Rotina e cotidiano em tempos de pandemia Repensando o lugar da Educação Infantil


 Bianka Barbosa


Conhecer o humano é, antes de tudo, situá-lo no universo, e não separá-lo dele. [...], todo conhecimento deve contextualizar seu objeto, para ser pertinente. Quem somos? é inseparável de Onde estamos?, De onde viemos?, Para onde vamos?.
Edgar Morin


1. Contexto só existe no plural

Para iniciarmos nossa reflexão, faz-se necessário evocar a pluralidade presente em todas as coisas que existem e/ou acontecem conosco, com o mundo e com a vida. Explico: partindo do pressuposto etimológico que nos afirma que a palavra “contexto” vem do verbo latino contexere, significando “entrelaçar, reunir tecendo”; e que o Dicionário Michaelis nos aponta outros tantos significados possíveis para tal palavra, tais como:
1.      Conjunto de circunstâncias interrelacionadas de cuja tessitura se depreende determinado fato ou situações; conjuntura;
2.      Conjunto de circunstâncias que envolvem um fato e são imprescindíveis para o entendimento deste;
3.      Encadeamento de ideias ou conjunto de circunstâncias que precedem ou se seguem a determinados elementos e pressupostos de um texto, aprofundando-se o significado quando de sua leitura e análise (entre outros),
Temos que o que chamamos de contexto é, genuinamente, plural e, por isso, pode nos apontar minimamente duas possibilidades: 1ª diz respeito à tessitura mais ampla, que reúne toda a coletividade e dá a ela seu estatuto de sociedade; 2ª diz respeito à peculiaridade vivida por cada pessoa humana em sua microestrutura social.
Nesse sentido, podemos afirmar que nosso atual contexto social está entrelaçado pelo advento da pandemia, intitulada corona vírus. Situação planetária que está deflagrando, de forma muito dolorosa, nossa falta de habilidade em nos tornarmos efetiva e amorosamente seres humanos.
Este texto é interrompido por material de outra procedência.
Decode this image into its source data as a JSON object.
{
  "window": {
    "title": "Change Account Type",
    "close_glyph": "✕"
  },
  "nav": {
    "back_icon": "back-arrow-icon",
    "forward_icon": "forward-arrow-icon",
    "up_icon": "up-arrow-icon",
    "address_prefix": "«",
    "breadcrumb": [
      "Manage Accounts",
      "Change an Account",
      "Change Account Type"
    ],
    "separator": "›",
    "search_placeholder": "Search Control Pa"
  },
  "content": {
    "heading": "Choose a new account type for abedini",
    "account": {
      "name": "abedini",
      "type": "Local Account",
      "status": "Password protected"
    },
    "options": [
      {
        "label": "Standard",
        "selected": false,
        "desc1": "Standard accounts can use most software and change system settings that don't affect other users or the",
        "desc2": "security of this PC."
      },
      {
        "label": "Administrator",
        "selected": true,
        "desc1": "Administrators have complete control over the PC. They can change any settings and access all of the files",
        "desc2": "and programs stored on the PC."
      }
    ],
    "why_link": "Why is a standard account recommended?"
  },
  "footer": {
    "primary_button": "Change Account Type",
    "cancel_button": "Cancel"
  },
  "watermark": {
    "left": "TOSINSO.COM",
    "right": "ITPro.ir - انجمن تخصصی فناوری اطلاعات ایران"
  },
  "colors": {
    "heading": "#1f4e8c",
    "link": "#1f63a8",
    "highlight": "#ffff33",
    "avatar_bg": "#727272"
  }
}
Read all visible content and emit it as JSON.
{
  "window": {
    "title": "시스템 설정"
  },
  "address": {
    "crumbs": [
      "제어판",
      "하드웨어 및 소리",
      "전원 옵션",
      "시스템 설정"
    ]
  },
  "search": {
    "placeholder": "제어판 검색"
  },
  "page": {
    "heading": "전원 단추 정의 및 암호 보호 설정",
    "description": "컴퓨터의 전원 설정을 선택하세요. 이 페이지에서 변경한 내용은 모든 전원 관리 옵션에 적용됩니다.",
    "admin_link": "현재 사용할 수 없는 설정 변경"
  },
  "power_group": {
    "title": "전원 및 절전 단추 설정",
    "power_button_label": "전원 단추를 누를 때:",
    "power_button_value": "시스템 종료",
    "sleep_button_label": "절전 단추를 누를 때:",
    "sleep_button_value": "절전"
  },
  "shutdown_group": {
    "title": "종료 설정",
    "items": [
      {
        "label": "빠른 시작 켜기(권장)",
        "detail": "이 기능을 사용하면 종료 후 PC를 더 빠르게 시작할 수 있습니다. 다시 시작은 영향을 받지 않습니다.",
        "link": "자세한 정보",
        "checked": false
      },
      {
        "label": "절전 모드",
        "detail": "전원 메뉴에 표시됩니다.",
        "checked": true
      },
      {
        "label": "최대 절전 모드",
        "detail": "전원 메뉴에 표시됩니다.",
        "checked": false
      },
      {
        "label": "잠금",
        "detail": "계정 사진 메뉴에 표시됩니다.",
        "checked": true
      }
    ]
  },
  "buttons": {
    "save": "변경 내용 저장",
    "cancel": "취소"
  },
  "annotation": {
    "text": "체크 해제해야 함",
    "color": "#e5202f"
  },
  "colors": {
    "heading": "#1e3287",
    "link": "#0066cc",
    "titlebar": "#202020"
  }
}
Sem dúvidas, nossas atitudes e escolhas diante da vida nos trouxeram a isso que chamamos de “isolamento social”, uma das únicas maneiras eficazes de conter a propagação da COVID-19. Tal contexto planetário está colocando todos os seres humanos diante da miséria ética, semeada em cada um de nós, e que ergueu impérios, proclamou a fome, instituiu a destruição e, entra século sai século, insiste na guerra e na violência como forma de dominação.
Agora em “isolamento social” tais bases estão estremecidas e o que surge como caminho é justamente o oposto: cooperação, solidariedade, dignificação da existência humana na Terra. Como podemos ver nos noticiários diariamente, tal caminho “novo” não está sendo fácil e desconfio que isso se dê justamente pela segunda significação da palavra “contexto” dita acima: a que diz respeito à peculiaridade vivida por cada pessoa humana.
Ora, para que o contexto planetário, no qual estamos inseridos de corpo inteiro, se reorganize, será preciso que os diferentes contextos individuais se conscientizem de seu poder de célula dentro do organismo vivo que é a Terra. Mas como exigir isso de pessoas-contextos que têm diariamente sua dignidade de existir extirpada em prol de outros contextos individuais que as exploram?
Sim. Para falar de contexto temos que utilizar o plural e nos deixar surpreender com o fato de que tal plural só o é por possuir RG, CPF, enderenço, história, cheiro, gestos próprios, sonhos, medos, esperanças e que, portanto, não pode ser simplesmente generalizado. Nesse sentido, abordarei o contexto que sou dentro desse contexto planetário que me reúne com tantos outros contextos.
Estou me sentindo num filme de ficção científica. Por vezes também tenho a sensação de estar dentro da obra de José Saramago, Ensaio sobre a cegueira. Esperança e angústia são as melhores amigas dentro de meu coração agora. Será que também ficarei cega? Será conseguirei me manter sã tal qual a Mulher do médico? Não sei. Precisei fica longe de minha mãe e irmã. Estamos apenas eu e meu marido. Isso porque minha mãe tem 65 anos e, de acordo com a OMS, faz parte do grupo de risco da COVID-19. Meu amor por ela me fez ficar fisicamente longe. Fico em paz por saber que minha irmã está lá, cuidando e guardando nossa amada mãe. Nosso pai faleceu em novembro do ano passado. E o que antes estava sendo motivo de choro, hoje é a mais pura sensação de alívio, pois, se meu pai estivesse encarnado, não conseguiria cumprir o isolamento. Ele tinha 72 anos.
Além disso, sou professora. E todo esse contexto planetário tem-me feito refletir ainda mais e com mais intensidade a respeito do contexto que sou para minhas crianças e suas famílias. Antes da pandemia, confesso que desejava apenas realizar meu trabalho e cursar o mestrado da melhor forma possível, seguindo assim, ainda que sem perceber, a normose social de cada dia, responsável por escamotear a dimensão de mundo, de vida e de Terra que tais ações implicam. Hoje meu contexto interno e particular é de: saudade profunda de minhas meninas-raíz; alívio por saber que meu pai está fora dessa confusão toda; esperança de estar viva ao final de tudo isso e poder encontrar todas as pessoas que amo e compartilham comigo dessa travessia que é a vida. Hoje sou um contexto interno e particular que intensificou seu estado verbal de perdão com a mãe-Terra.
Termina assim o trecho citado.